The House of Hunger, By TERHEMBA SHIJA


 Let me borrow the title of this post from the late Zimbabwean writer, whose angry novel,  THE HOUSE OF HUNGER,  navigates the themes of hunger, poverty, violence and madness in contemporary African society. Having read the novel, I discovered that hunger is not just the harbinger of violence, it breeds excessive courage( call it madness if you like) and uncanny street wisdom. 

A hungry man is an angry man, so says a popular adage,  but he could also be a trickster playing macabre games with stoic exuberance. But more significantly, the house of hunger is a place of utter confusion and absurdity.    

 The late Gov Moses Adasu once told me an intriguing story of his growing up as an adolescent in a house of hunger along with siblings and distant relations. Dinner time was for the demonstration of the survival of the fittest. Six or seven all-day hungry boys would squat around a steaming hot dish of cornflour foofoo served with atiever drawl soup and little meat. Before you could say, Jack Robinson,  the fingers of the bigger, smarter and incorrigible guys would defy the blistering inferno of the foofoo, scramble for its poverty-stricken soul and within seconds, partition it among themselves in the manner,  the European nations had apportioned mother Africa to themselves at a dinner table in Berlin in 1884.   

With all their strength and greed, none of them would be smart enough to take charge of the soup bowl. It would then be incumbent on the weaker but smarter Adasu to confiscate the soup, without which the huge lumps of foofoo already appropriated would be useless. Negotiations would ensue, angry glances, abusive gestures describing each other’s gluttony, rough tackles and finally arriving at an equitable sharing fomular.   
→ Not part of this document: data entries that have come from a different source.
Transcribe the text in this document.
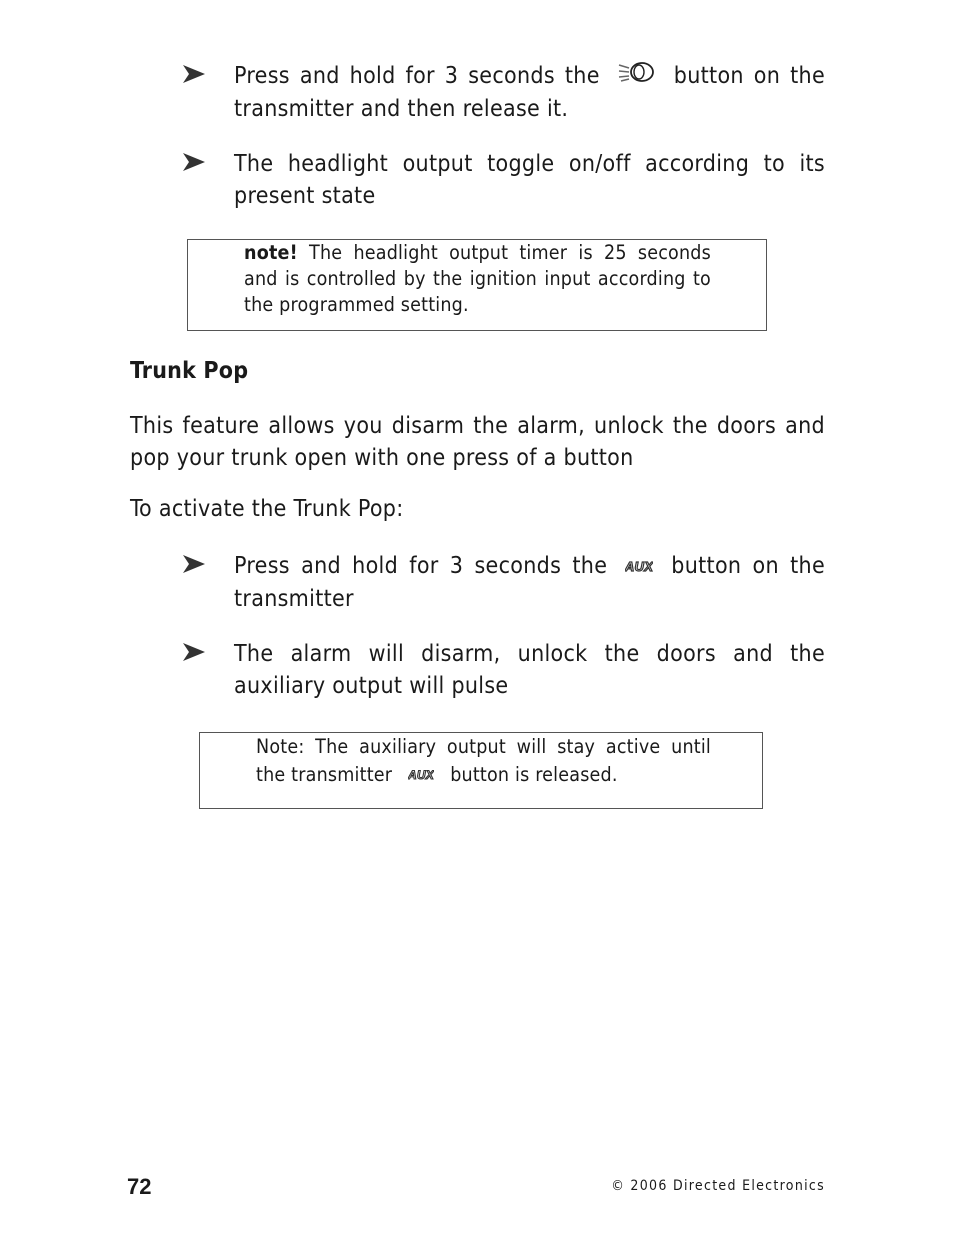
Press and hold for 3 seconds the	button on the transmitter and then release it.
The headlight output toggle on/off according to its present state
note! The headlight output timer is 25 seconds and is controlled by the ignition input according to the programmed setting.
Trunk Pop
This feature allows you disarm the alarm, unlock the doors and pop your trunk open with one press of a button
To activate the Trunk Pop:
Press and hold for 3 seconds the AUX button on the transmitter
The alarm will disarm, unlock the doors and the auxiliary output will pulse
Note: The auxiliary output will stay active until the transmitter AUX button is released.
72	© 2006 Directed Electronics
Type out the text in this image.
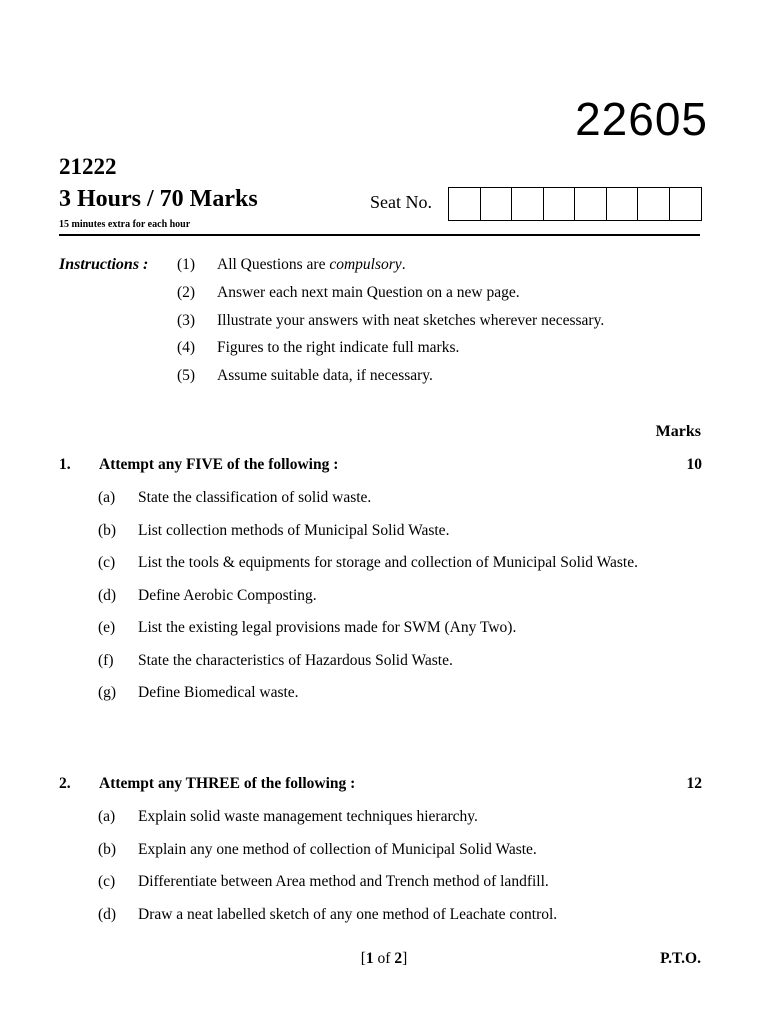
22605
21222
3 Hours / 70 Marks
15 minutes extra for each hour
Seat No.
Instructions : (1)	All Questions are compulsory.
(2)	Answer each next main Question on a new page.
(3)	Illustrate your answers with neat sketches wherever necessary.
(4)	Figures to the right indicate full marks.
(5)	Assume suitable data, if necessary.
Marks
1.	Attempt any FIVE of the following :	10
(a)	State the classification of solid waste.
(b)	List collection methods of Municipal Solid Waste.
(c)	List the tools & equipments for storage and collection of Municipal Solid Waste.
(d)	Define Aerobic Composting.
(e)	List the existing legal provisions made for SWM (Any Two).
(f)	State the characteristics of Hazardous Solid Waste.
(g)	Define Biomedical waste.
2.	Attempt any THREE of the following :	12
(a)	Explain solid waste management techniques hierarchy.
(b)	Explain any one method of collection of Municipal Solid Waste.
(c)	Differentiate between Area method and Trench method of landfill.
(d)	Draw a neat labelled sketch of any one method of Leachate control.
[1 of 2]	P.T.O.
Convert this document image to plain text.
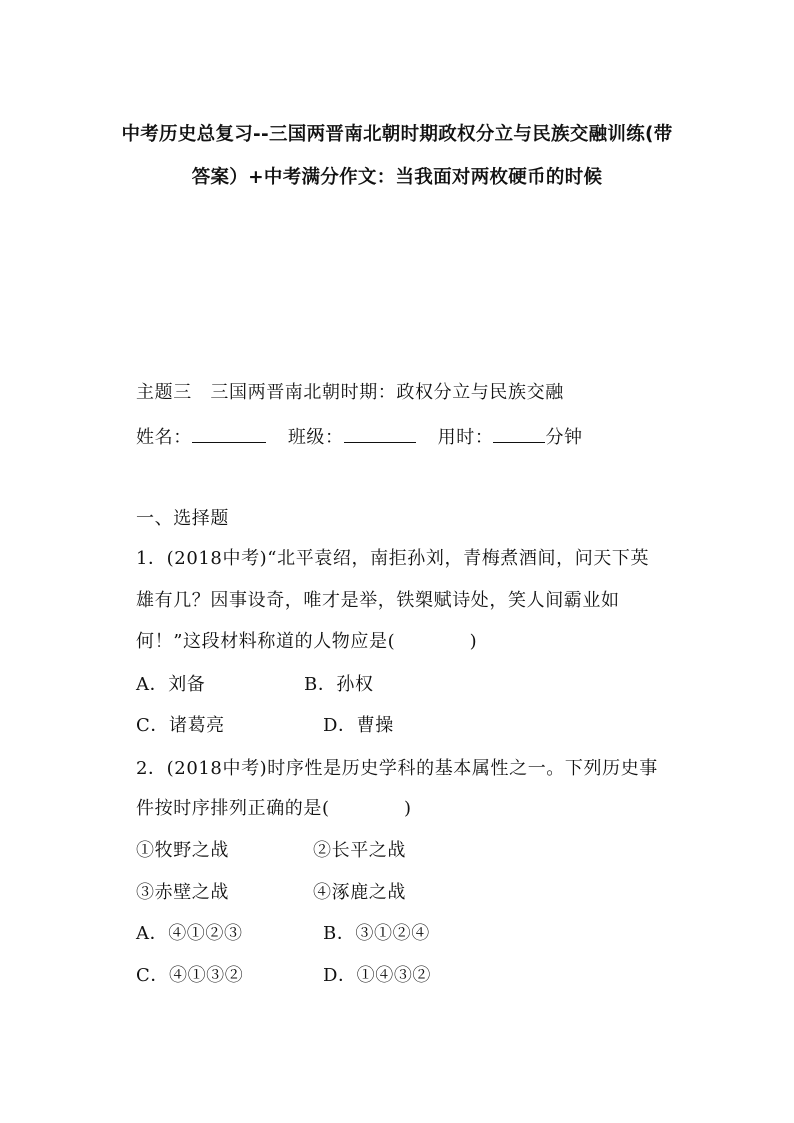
中考历史总复习--三国两晋南北朝时期政权分立与民族交融训练(带
答案）+中考满分作文：当我面对两枚硬币的时候
主题三　三国两晋南北朝时期：政权分立与民族交融
姓名：	班级：	用时：	分钟
一、选择题
1．(2018中考)“北平袁绍，南拒孙刘，青梅煮酒间，问天下英
雄有几？因事设奇，唯才是举，铁槊赋诗处，笑人间霸业如
何！”这段材料称道的人物应是(　　　　)
A．刘备	B．孙权
C．诸葛亮	D．曹操
2．(2018中考)时序性是历史学科的基本属性之一。下列历史事
件按时序排列正确的是(　　　　)
①牧野之战	②长平之战
③赤壁之战	④涿鹿之战
A．④①②③	B．③①②④
C．④①③②	D．①④③②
  Nigeria is a giant house of hunger. Its hungry citizens have laid siege and are breaking into barns,  stores and warehouses stuffed with food items by their leaders. It smacks of a great nationwide conspiracy against the poor. The food meant to be shared as Covid 19 palliatives is being hoarded by the very governors that the poor had elected into power,  and is reserved for Sycophants and in exchange for votes in future elections.    

  The demon of hunger  had also sent hundreds of Nigerians into slavery in Libya and many more to drown in the Mediterranean Sea as they regularly go in quest for food in Europe. Nigeria also exports thousands of innocent teenage prostitutes to Western Europe in a trade deals that excite even its victims.    

   It is ironic that our country holds tenaciously to its obnoxious identity of a poor and hungry country. With the production capacity of 60 million metric tons last yeat our country is the largest producer of cassava the world over. We were also recognized as the leading provider of yams with the tonnage of 48 metric tons in the same year.

Our soil is also very favourble  for the cultivation of various crops like rice, beans,  citrus, Cocoa,  sorghum and others too numerous to mention. A country which produces and sells  crude oil on the average of 2 million barrels per day for sixty years has no business being a home of hunger. The same paradox pervades our foreign trade. We find ourselves importing such products as petroleum products and food items we produce in abundance at home.   

 In Marechera’s novel,  THE HOUSE OF HUNGER, the mother of the teenage boys engages in ghetto residence prostitution to survive. One of her dare-devil costumers, unmindful of the two teenage sons were asleep on the mat beside the creaky iron bed, gets into action with animal gusto. The bed wailed as the Madam responded with  rapacious yelps, very much like a stoic distress call.

Her 19 year old son quickly woke up and came to her rescue. His feeble attempt to disengage this assailant with his huge assault weapon was unsuccessful.

He man disengaged briefly and gave the young man a beating of his life, and then got back to complete the pleasure trip he had paid for.  By the way, it is in Marechera’s Zimbabwe that the local people have a saying that “an erect penis has no conscience” In essence the rapist in action is a rampaging elephant.      

Those who rape our mothers in the house of hunger are ever ready to beat us silly if we attempt to complain or resist.